As a reminder (so you don’t have to read the previous blog), the term mood describes the overall feeling of a literary work in terms of the emotions felt by the reader, and tone describes the way that feeling is expressed by the attitude of the author.
Fiction is an art form. People feel something when they read it. As with all art forms, it is this emotion that draws people to the work. It may have intellectual aspects as well, which can enhance the experience; and increased knowledge about the art form can add to one’s appreciation of it, but it is the emotional impact that makes a person either like a particular piece or dislike it.
First, let me define the term “art form.” I’m making this one up, not the term, the definition, so there is no compelling reason for you to agree. It’s just my take on what all good art has in common. For me, an art form is any stylized representation of some aspect of reality intended to evoke an emotional response from an audience. That’s what makes a novel art, and a text book not. Not that you can’t have an emotional response to a text book. When in school, there were several text books I really came to hate but I seriously doubt the authors intended that.
That feeling the audience gets from art, whether it is a painting or sculpture, a piece of music, a film, or a novel, is ultimately what determines if they like it–not appreciate it–like it. They like how it makes them feel. You can appreciate how a painter uses color and texture or how a writer constructs scenes and characters but still not like the end result.
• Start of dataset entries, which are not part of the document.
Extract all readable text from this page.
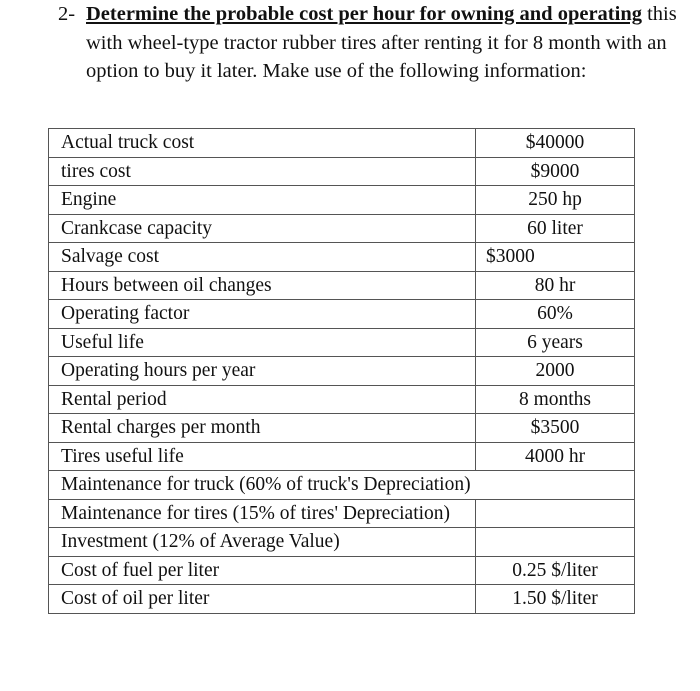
2- Determine the probable cost per hour for owning and operating this
with wheel-type tractor rubber tires after renting it for 8 month with an
option to buy it later. Make use of the following information:
Actual truck cost	$40000
tires cost	$9000
Engine	250 hp
Crankcase capacity	60 liter
Salvage cost	$3000
Hours between oil changes	80 hr
Operating factor	60%
Useful life	6 years
Operating hours per year	2000
Rental period	8 months
Rental charges per month	$3500
Tires useful life	4000 hr
Maintenance for truck (60% of truck's Depreciation)	
Maintenance for tires (15% of tires' Depreciation)	
Investment (12% of Average Value)	
Cost of fuel per liter	0.25 $/liter
Cost of oil per liter	1.50 $/liter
The work, despite all of its technical strengths may not touch you, it may not make you feel anything, or it may evoke feelings you don’t like or want at the time.
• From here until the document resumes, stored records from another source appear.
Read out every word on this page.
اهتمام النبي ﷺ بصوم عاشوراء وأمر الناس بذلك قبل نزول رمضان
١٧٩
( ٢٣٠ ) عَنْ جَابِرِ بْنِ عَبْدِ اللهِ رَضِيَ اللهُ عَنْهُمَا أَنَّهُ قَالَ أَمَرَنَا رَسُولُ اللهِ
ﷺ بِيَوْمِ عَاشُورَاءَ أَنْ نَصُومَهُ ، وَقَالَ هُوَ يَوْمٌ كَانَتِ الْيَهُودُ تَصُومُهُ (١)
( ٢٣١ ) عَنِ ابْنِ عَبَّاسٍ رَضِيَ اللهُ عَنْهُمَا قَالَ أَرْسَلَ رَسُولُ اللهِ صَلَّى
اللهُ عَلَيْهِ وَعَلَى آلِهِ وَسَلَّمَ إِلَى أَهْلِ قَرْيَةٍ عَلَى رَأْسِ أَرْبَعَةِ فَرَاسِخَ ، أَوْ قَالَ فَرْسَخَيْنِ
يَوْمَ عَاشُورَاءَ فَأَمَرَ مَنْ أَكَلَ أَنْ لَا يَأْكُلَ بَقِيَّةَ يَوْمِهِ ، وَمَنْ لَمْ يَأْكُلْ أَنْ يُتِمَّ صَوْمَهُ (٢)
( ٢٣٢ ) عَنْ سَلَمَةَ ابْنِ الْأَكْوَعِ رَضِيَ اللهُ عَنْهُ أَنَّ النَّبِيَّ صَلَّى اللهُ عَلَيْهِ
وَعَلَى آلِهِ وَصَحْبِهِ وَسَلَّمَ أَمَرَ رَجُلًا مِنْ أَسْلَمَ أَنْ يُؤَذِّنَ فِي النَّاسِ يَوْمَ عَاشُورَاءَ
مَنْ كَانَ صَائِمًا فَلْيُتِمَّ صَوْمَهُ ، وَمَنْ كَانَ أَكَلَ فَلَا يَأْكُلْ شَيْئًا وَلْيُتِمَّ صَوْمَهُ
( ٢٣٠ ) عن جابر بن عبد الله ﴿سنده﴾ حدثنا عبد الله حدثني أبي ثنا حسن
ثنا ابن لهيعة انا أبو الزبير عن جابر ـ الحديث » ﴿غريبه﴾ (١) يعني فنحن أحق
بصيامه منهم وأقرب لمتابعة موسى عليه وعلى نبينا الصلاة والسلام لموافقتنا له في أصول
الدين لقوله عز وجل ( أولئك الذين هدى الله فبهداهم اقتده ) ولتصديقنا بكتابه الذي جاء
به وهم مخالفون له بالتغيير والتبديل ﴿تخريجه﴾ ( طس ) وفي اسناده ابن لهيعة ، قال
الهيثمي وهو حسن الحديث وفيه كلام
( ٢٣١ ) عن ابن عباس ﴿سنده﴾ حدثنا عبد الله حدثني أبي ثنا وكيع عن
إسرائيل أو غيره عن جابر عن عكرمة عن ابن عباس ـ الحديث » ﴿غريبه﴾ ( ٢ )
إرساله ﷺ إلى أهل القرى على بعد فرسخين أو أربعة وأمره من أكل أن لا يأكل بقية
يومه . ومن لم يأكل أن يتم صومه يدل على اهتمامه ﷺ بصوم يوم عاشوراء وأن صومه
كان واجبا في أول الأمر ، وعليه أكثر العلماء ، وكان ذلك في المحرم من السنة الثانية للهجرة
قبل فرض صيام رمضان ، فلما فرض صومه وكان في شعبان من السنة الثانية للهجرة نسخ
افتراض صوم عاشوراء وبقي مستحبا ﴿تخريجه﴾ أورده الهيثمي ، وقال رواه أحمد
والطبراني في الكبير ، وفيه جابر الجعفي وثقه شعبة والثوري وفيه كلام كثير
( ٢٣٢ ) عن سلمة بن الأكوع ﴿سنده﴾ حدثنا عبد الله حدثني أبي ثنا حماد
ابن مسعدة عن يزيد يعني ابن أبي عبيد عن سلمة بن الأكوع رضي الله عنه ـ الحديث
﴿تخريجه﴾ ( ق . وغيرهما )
Consciously or unconsciously, people approach a work of art with the desire to feel something from it. If the work meets their emotional need, they like it. If it does not, they don’t. But of course different people have different emotional needs at different times so a book they did not like ten years ago, they may find they like now and may not even understand why. I think it is because their emotional needs have changed during that time. The novel, after all, is the same.
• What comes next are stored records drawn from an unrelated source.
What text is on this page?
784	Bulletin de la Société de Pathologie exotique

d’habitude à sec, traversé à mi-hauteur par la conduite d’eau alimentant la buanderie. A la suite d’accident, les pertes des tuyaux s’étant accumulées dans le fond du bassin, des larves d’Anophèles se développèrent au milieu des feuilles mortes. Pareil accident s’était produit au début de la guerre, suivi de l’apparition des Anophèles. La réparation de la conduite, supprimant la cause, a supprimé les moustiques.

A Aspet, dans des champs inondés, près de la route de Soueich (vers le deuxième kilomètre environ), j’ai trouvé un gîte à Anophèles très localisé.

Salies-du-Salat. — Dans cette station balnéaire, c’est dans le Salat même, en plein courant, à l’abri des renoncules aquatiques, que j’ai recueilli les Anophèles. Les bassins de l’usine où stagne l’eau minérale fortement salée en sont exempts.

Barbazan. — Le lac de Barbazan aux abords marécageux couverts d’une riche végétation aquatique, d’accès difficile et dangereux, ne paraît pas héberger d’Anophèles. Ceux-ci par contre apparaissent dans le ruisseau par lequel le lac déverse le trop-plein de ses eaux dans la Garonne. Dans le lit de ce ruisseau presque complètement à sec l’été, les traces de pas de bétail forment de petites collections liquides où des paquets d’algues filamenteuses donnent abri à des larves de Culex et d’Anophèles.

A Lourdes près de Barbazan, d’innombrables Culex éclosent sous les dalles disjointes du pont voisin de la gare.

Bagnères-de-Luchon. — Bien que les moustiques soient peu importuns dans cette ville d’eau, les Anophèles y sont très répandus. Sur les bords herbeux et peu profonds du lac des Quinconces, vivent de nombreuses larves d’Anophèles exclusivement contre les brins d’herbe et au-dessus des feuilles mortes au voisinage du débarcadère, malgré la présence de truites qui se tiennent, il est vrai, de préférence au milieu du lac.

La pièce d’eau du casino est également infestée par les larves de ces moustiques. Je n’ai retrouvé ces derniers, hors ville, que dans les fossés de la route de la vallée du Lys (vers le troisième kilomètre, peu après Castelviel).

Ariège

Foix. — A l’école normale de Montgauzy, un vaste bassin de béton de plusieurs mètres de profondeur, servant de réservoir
In some ways, all art is a form of escapism. This is especially true for novels, as well as movies and fictional television shows. But the word escapism has negative connotations and is, I think, not entirely accurate. People turn to fictional stories in books and movies to temporarily take their minds away from the pressures of their individual realities or to vicariously partake in something they may find missing in their real lives, but this isn’t so much to escape from their lives as to balance them emotionally.
To illustrate what I mean, let’s assume a person works every day at a dull job in which he has no real control over what he does or when he does it. When he comes home, this doesn’t change. Several things have to be done, whether it’s pick up the kids from school, drop them off at band practice, cook supper, pay the bills, mow the lawn, or fix something that broke the day before. When he gets that rare moment of free time, how does he fill it? Well, if he likes having no real control over his life, if he does not like making decisions, he may just turn on the TV news and watch more things he can’t really have much effect on. His dull and impotent life doesn’t bother him and therefore doesn’t create an emotional need. But if the necessity to always react to situations rather than control them makes him feel frustrated, a good novel with a protagonist who always takes charge of any situation, may be just what he needs. It can help him feel things he does not often get to feel in his normal routine. It can help balance his emotional life. Whether the novel is an epic adventure, mystery, space opera, or western, doesn’t matter as much as the feeling of excitement and potency the mood of the novel provides.
The thing creating an emotional need does not have to be personal. For example, someone who has more generalized frustrations about humanity in general, who is bothered by how people always seem to find excuses to harm one another or do really irrational and self destructive things, may turn to fiction to balance growing feelings of pessimism with books with optimistic and hopeful moods.
Escapism? Maybe. Therapy? Perhaps. Novels can fulfill an emotional need and are probably more effective and certainly less fattening than downing a six-pack.